To get the true number of comparisons, change your main() to:
int main() {
int numCount;
vector<int> myVector2(myVector);
numCount = insertionSort(myVector2);
cout << endl << endl;
cout << "Vector after Insertion Sort: ";
printVector(myVector2);
cout << endl << endl;
cout << "Number of comparisons: " << numCount;
Without knowing what your test cases are, it's not possible to comment on number of comparisons they perform. If all cases have similar attributes, it is quite possible the code is behaving as it should.
EDIT: the following added in response to claim by OP in comments that the test cases are vectors with 100 randomly generated two-digit elements.
If, as you have said in comments, your test cases involve vectors with 100 random two-digit values, then the value of counter will depend on how "unsorted" the elements are (with the minimum value possible related to the number of elements).
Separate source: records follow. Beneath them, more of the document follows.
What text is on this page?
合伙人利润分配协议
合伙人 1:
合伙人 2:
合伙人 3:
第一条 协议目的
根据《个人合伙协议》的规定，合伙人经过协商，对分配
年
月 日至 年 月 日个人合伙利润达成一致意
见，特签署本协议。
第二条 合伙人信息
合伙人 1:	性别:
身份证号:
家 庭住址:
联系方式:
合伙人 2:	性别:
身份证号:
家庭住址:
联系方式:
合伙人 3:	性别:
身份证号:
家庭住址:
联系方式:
Assuming all of your test cases are the same size, then the only way the value of counter will be the same is if the vectors are sorted similarly BEFORE calling your function. For example, if all your vectors are pre-sorted in ascending order and the same size, every test case will give the exact same return value. Similarly, if all your vectors are pre-sorted in descending order and the same size, every test case will give the exact same return value (albeit different from the value returned if they are initially in ascending order).
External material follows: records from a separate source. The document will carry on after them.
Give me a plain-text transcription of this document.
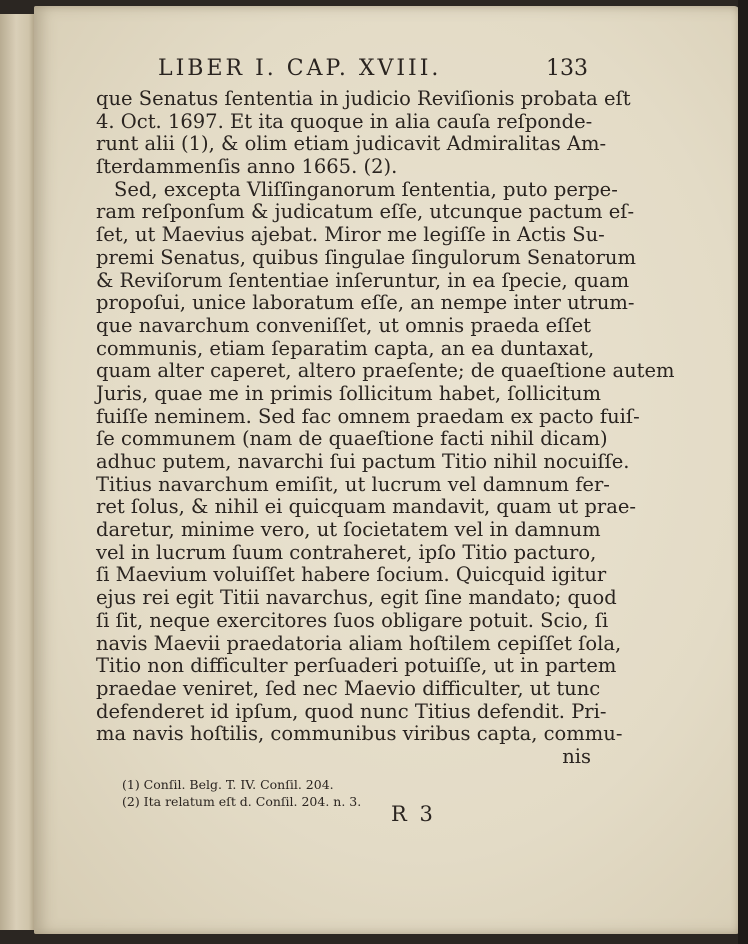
LIBER I. CAP. XVIII.	133
que Senatus ſententia in judicio Reviſionis probata eſt
4. Oct. 1697. Et ita quoque in alia cauſa reſponde-
runt alii (1), & olim etiam judicavit Admiralitas Am-
ſterdammenſis anno 1665. (2).
Sed, excepta Vliſſinganorum ſententia, puto perpe-
ram reſponſum & judicatum eſſe, utcunque pactum eſ-
ſet, ut Maevius ajebat. Miror me legiſſe in Actis Su-
premi Senatus, quibus ſingulae ſingulorum Senatorum
& Reviſorum ſententiae inſeruntur, in ea ſpecie, quam
propoſui, unice laboratum eſſe, an nempe inter utrum-
que navarchum conveniſſet, ut omnis praeda eſſet
communis, etiam ſeparatim capta, an ea duntaxat,
quam alter caperet, altero praeſente; de quaeſtione autem
Juris, quae me in primis ſollicitum habet, ſollicitum
fuiſſe neminem. Sed fac omnem praedam ex pacto fuiſ-
ſe communem (nam de quaeſtione facti nihil dicam)
adhuc putem, navarchi ſui pactum Titio nihil nocuiſſe.
Titius navarchum emiſit, ut lucrum vel damnum fer-
ret ſolus, & nihil ei quicquam mandavit, quam ut prae-
daretur, minime vero, ut ſocietatem vel in damnum
vel in lucrum ſuum contraheret, ipſo Titio pacturo,
ſi Maevium voluiſſet habere ſocium. Quicquid igitur
ejus rei egit Titii navarchus, egit ſine mandato; quod
ſi ſit, neque exercitores ſuos obligare potuit. Scio, ſi
navis Maevii praedatoria aliam hoſtilem cepiſſet ſola,
Titio non difficulter perſuaderi potuiſſe, ut in partem
praedae veniret, ſed nec Maevio difficulter, ut tunc
defenderet id ipſum, quod nunc Titius defendit. Pri-
ma navis hoſtilis, communibus viribus capta, commu-
nis
(1) Conſil. Belg. T. IV. Conſil. 204.
(2) Ita relatum eſt d. Conſil. 204. n. 3.
R 3
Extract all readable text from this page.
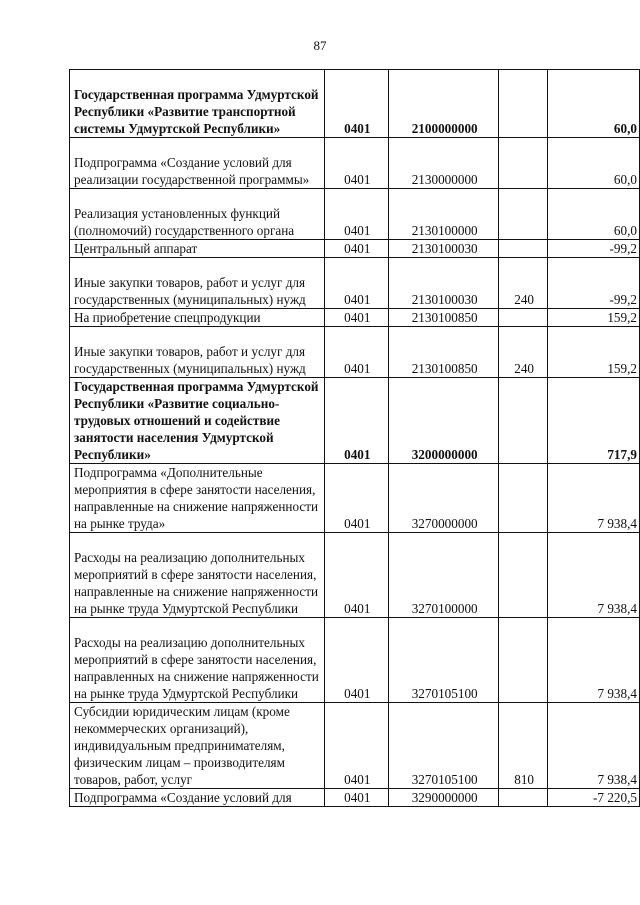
87
Государственная программа Удмуртской Республики «Развитие транспортной системы Удмуртской Республики»	0401	2100000000		60,0
Подпрограмма «Создание условий для реализации государственной программы»	0401	2130000000		60,0
Реализация установленных функций (полномочий) государственного органа	0401	2130100000		60,0
Центральный аппарат	0401	2130100030		-99,2
Иные закупки товаров, работ и услуг для государственных (муниципальных) нужд	0401	2130100030	240	-99,2
На приобретение спецпродукции	0401	2130100850		159,2
Иные закупки товаров, работ и услуг для государственных (муниципальных) нужд	0401	2130100850	240	159,2
Государственная программа Удмуртской Республики «Развитие социально-трудовых отношений и содействие занятости населения Удмуртской Республики»	0401	3200000000		717,9
Подпрограмма «Дополнительные мероприятия в сфере занятости населения, направленные на снижение напряженности на рынке труда»	0401	3270000000		7 938,4
Расходы на реализацию дополнительных мероприятий в сфере занятости населения, направленные на снижение напряженности на рынке труда Удмуртской Республики	0401	3270100000		7 938,4
Расходы на реализацию дополнительных мероприятий в сфере занятости населения, направленных на снижение напряженности на рынке труда Удмуртской Республики	0401	3270105100		7 938,4
Субсидии юридическим лицам (кроме некоммерческих организаций), индивидуальным предпринимателям, физическим лицам – производителям товаров, работ, услуг	0401	3270105100	810	7 938,4
Подпрограмма «Создание условий для	0401	3290000000		-7 220,5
For that reason, I do not believe your comment that the test cases are random. They are probably presorted (or maybe partially sorted) in some way. For example, you might be calling your function twice for each test case, and only printing out the value of count after the second call ..... when the vector is (if your code behaves as it should) already pre-sorted.
End Edit
That said, the variable counter in your code is accumulating the number of times the body of the while loop is executed. That has nothing to do with number of comparisons being performed, as there is no comparison performed in the body of that loop. It is related to the number of insertions, not the number of comparisons.
If, by "comparison", you want mean evaluating the expression temp < v[j] (as distinct from other expressions, like i < v.size() or j >= 0, which could also be called comparisons in your code) then you might consider doing something like
while (++counter && temp < v[j] && j >= 0)
and removing incrementing of counter from the loop body.
Since counter is initialised to zero, this will count the number of times temp < v[j] is evaluated (++counter will always produce a non-zero result). Note that, since temp < v[j] can be false, it will not count the number of times j >= 0 is computed.